Bagi sebagian dari Anda yang sekarang tidak sedang menjalani profesi sebagai mahasiswa, atau belum pernah merasakan sensasi menjadi seorang mahasiswa, mungkin Anda sekalian akan mengasumsikan bahwa mahasiswa itu santai, bebas, penuh tawa, dan memiliki banyak waktu luang. Kata siapa? Kalau hanya beberapa kata sifat di atas yang pernah Anda temukan dari seorang mahasiswa, Anda patut curiga. Mungkin ia hanya seorang mahasiswa gadungan? Atau ia hanya seorang pengangguran yang berkostum seperti mahasiswa? Atau ia adalah seorang mahasiswa yang sedang mencoba melarikan diri dari kejamnya dunia perkuliahan? Semoga saja alasan terakhir yang benar, sehingga saya punya kesempatan untuk melanjutkan tulisan ini.
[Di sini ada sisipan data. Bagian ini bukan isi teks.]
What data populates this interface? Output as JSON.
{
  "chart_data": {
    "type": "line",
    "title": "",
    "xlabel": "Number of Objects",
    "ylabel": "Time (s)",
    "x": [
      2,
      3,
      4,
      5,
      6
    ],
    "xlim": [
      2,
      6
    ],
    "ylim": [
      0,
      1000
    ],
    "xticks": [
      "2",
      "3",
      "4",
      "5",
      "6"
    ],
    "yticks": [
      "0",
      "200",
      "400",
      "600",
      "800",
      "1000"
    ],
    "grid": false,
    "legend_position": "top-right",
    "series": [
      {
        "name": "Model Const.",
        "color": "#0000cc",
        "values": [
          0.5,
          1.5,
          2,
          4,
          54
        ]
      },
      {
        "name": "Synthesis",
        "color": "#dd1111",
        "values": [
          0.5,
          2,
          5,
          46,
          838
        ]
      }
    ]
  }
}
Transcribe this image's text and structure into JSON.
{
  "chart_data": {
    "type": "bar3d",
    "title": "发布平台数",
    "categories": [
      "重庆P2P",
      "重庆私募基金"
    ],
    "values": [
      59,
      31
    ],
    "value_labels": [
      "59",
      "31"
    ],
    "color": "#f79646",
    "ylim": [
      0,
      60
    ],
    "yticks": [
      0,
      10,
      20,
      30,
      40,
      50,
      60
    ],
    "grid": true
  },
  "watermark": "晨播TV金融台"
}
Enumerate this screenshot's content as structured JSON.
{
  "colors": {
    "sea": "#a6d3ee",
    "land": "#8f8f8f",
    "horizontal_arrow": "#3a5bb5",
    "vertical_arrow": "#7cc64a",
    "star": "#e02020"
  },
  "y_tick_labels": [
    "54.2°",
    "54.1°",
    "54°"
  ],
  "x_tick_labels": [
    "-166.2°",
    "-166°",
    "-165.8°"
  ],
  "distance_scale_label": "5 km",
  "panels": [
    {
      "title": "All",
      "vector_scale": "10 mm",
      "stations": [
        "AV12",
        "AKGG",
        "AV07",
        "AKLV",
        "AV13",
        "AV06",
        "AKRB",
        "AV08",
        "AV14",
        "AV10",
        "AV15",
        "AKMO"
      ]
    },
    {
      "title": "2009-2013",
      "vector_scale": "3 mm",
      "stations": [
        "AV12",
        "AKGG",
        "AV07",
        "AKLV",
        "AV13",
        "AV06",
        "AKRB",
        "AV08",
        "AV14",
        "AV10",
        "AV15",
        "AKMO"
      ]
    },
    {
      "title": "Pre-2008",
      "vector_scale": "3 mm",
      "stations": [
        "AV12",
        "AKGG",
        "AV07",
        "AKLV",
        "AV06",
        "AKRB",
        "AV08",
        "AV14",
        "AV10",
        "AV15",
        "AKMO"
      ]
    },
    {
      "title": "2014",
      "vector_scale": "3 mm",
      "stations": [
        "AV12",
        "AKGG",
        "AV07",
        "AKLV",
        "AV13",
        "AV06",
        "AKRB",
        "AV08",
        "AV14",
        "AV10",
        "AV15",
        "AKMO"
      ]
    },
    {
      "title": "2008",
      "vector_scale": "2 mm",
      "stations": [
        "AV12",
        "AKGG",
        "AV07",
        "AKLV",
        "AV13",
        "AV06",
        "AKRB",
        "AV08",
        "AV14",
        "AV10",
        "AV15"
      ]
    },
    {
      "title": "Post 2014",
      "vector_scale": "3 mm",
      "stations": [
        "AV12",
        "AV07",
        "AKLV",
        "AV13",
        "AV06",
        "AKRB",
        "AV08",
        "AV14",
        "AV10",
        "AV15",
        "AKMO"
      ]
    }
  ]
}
Untuk meluruskan berbagai pandangan yang mungkin saja salah, saya ingin membeberkan sebuah fakta tentang seorang mahasiswa, yaitu seorang mahasiswa (yang tulen tentunya) pasti pernah mengalami stres meskipun intensitasnya bisa berbeda-beda satu sama lain.

Sebelum mencari tahu apa saja yang membuata mahasiswa stres, mari kita terlebih dahulu mengetahui apa itu stres.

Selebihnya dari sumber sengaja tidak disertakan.